Selbst damit soll es nach dem Willen hoher Militärs bald vorbei sein. Doch überraschend erreicht Colonel A.J. Bullard (Terrence Howard), dass die auf wichtige Einsätze brennenden Piloten eine Chance bekommen: Sie sollen einen Bomberverband schützen, wofür sie auch neue Flugzeuge mit rot angestrichenen Heckflügeln, eben „red tails“, erhalten. Der Auftrag wird mit großem Erfolg ausgeführt. Dies eröffnet den Soldaten neue Chancen, die allerdings auch hohe Risiken bergen...

Die Luftgefechte wurden mit aufwendiger Computertechnik mitreißend in Szene gesetzt. Regisseur Anthony Hemingway führte bislang nur im TV-Bereich Regie. Dabei drehte er immerhin auch zwei Folgen der gelungenen, um große Realitätsnähe bemühten Polizei-Serie „The Wire“.

Von Realitätsnähe ist bei „Red Tails“ leider wenig zu spüren, auch wenn die Handlung auf Tatsachen beruhen soll. Krieg wird als Abenteuer für harte Männer dargestellt, auf eine heldenhafte Bewährungsprobe reduziert. Der Streifen wirkt dabei wie eine zeitkritisch gefärbte Variante des berüchtigten spielfilmlangen Army-Werbespots „Top Gun“. Natürlich stirbt bei „Red Tails“ auch mal jemand auf der US-Seite, aber das ist dann eben ein grandioser Heldentod.

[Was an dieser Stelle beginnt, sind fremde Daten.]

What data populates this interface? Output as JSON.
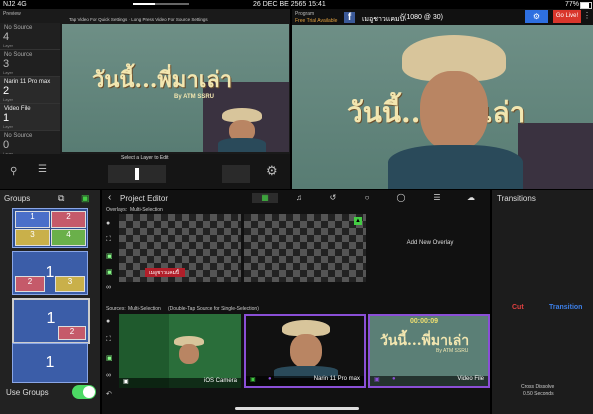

Da war Hollywood bei Filmen wie „Saving Private Ryan“ oder „Black Hawk Down“ weiter. Sie wiesen zwar ebenfalls fragwürdige Tendenzen auf, zeigten aber Brutalität und Leid eines Krieges. „Wann begreifst du endlich, dass das kein Spiel ist?“, fragt einer der Piloten einen besonders tollkühnen Kollegen. Eine Frage, die man auch mal dem Regisseur und den Produzenten dieses Werkes stellen sollte. (USA/125 Min.; Cinecittà, Nbg.)